New report scrutinizes lobbyists working for NW Natural gas and for public health, climate groups
Jan 16, 2025
Two Portland-based lobbying firms advocating on behalf of the state’s largest gas utility are also lobbying on behalf of conservation and public health groups and local governments interested in ending natural gas hookups and combating climate change caused by burning gas.
Conflicts of interest between NW Natural and a number of government bodies and nonprofits were analyzed in a new report from the Pennsylvania-based nonprofit climate group F Minus and the Oregon-based nonprofit climate advocacy group Breach Collective. The groups are calling on organizations and local agencies to stop working with fossil fuel lobbyists, and are calling on the Oregon Legislature to require lobbyists to disclose their compensation and their positions on specific bills so they are not being paid to fight for and against policies that are at odds with one another.
James Browning, executive director of F Minus, said by allowing lobbyists to play for both sides of an issue, Oregon officials are allowing an “ethical wasteland, beyond what lawyers are allowed to do.”
The groups’ report focused on lobbyists from two Portland-based lobbying firms – NW Public Affairs and Eames – who work for NW Natural and also work for local governments and climate and public health advocacy groups in Oregon, including Clackamas County, Wild Salmon Center, Oregon Primary Care Association and Health Share of Oregon. Representatives from Eames did not respond to requests for comment from the Capital Chronicle. Phil Donovan of NW Public Affairs who lobbies on behalf of NW Natural and Wild Salmon Center declined to comment.
Natural gas is almost entirely methane gas, among the most potent climate-warming greenhouse gases, which trap heat in the atmosphere. When natural gas is burned it produces carbon dioxide. One-third of global warming is due to human-caused emissions of methane and about two-thirds of global warming is due to carbon dioxide emissions, according to the U.S. Environmental Protection Agency.
Conflict in Clackamas County
Browning said among the most stark conflicts is with NW Public Affairs lobbyists working for NW Natural and Clackamas County. NW Natural lobbied against Clackamas County’s Climate Action Plan last year, and has fought the ban on new natural gas hookups in the city of Milwaukie, which is mostly in Clackamas County. Yet Clackamas County also pays for a NW Public Affairs lobbyist to advocate for county priorities.

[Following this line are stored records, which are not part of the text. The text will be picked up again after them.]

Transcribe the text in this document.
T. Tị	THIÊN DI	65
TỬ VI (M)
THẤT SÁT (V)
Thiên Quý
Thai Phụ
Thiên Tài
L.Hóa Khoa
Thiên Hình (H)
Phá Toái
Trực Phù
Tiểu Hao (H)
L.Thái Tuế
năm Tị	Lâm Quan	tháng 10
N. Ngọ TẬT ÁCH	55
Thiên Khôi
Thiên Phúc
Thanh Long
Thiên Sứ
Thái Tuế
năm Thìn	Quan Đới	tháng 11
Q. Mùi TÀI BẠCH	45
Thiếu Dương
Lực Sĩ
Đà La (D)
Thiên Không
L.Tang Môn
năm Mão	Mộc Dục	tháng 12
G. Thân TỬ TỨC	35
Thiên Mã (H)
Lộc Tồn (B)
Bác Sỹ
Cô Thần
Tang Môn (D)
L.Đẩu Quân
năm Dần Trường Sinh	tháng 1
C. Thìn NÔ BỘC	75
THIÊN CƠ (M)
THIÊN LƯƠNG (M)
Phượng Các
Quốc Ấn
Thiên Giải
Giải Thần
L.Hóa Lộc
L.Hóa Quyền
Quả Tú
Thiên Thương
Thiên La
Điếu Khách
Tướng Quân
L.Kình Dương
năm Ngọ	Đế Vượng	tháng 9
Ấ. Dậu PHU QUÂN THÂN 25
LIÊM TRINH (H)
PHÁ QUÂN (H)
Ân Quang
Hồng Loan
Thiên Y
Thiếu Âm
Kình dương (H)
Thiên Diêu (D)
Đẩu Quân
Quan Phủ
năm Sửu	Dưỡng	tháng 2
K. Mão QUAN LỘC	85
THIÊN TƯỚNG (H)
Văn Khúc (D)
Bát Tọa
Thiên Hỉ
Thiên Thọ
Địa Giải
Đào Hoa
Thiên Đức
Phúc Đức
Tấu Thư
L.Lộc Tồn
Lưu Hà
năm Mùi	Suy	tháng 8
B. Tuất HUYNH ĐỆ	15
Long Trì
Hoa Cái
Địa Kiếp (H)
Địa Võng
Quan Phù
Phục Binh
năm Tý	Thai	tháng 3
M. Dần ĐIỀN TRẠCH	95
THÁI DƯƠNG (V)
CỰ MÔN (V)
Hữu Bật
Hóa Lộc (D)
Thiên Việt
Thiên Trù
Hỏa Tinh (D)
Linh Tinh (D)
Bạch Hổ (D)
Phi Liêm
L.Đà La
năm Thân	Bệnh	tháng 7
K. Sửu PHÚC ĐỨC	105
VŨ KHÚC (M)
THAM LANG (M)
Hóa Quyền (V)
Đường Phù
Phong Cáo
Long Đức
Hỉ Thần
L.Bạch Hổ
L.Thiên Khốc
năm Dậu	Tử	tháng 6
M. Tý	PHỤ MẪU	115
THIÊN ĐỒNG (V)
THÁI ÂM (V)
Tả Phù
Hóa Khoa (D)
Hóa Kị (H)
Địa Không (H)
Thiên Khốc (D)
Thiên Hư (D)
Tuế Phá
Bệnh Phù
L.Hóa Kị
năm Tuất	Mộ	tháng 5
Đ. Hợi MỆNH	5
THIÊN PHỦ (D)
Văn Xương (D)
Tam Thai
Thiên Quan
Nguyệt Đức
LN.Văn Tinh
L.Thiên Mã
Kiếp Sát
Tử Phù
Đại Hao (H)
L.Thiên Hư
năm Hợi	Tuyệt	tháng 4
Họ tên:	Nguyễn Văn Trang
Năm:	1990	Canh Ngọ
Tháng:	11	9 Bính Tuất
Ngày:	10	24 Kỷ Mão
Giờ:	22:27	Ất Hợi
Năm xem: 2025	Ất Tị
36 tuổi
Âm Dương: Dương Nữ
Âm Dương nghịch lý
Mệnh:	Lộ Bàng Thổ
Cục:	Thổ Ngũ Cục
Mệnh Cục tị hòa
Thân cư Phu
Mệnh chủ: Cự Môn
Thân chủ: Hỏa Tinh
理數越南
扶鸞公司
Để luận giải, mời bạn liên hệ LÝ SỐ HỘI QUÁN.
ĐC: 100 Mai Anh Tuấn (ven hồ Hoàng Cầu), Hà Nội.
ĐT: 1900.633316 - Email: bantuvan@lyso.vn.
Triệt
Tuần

“It’s an amazing dynamic there,” Browning said. “If you’re a resident of Milwuakie, you have your utility dollars going to NW Natural and their lobbyists to promote gas, and you have your tax dollars going to a county trying to phase out gas, that’s employing the same lobbyists.”
Milwaukie Mayor Lisa Batey declined to comment, citing a lack of time. Wild Salmon Center officials also did not respond to a request for comment, but Oakley Brooks, communications director for the group, told the Capital Chronicle last year that Donovan of NW Public Affairs has been effective at securing legislative wins for fish, forests and water in Oregon.
F Minus and Breach Collective’s latest report builds off a database F minus published last year, which shows that more than 1,500 lobbyists across the country are working at the state level for the fossil fuels industry as well as for conservation groups, public health entities, social justice organizations and local governments trying to respond to environmental and health issues caused by the burning of those fuels.
F Minus identified at least 28 Oregon lobbyists, among the more than 1,000 registered in the state, who are working for more than 500 organizations and companies with conflicting values around climate change.
Browning, who used to be a lobbyist for the American Cancer Society, said when he worked for the nonprofit it refused to hire lobbyists who also lobbied on behalf of tobacco companies. But today, the American Cancer Society in Oregon shares a lobbyist – Drew Hagedorn – with Canadian tar sands oil distributor Kinder Morgan.
Browning said as climate change poses larger, more disastrous and expensive threats to the quality of life, public health and the natural world, governments and nonprofits should begin to look at gas lobbyists the same way some looked at tobacco lobbyists years ago.
“In the long term, hiring these lobbyists is dangerous and it’s self-defeating,” he said.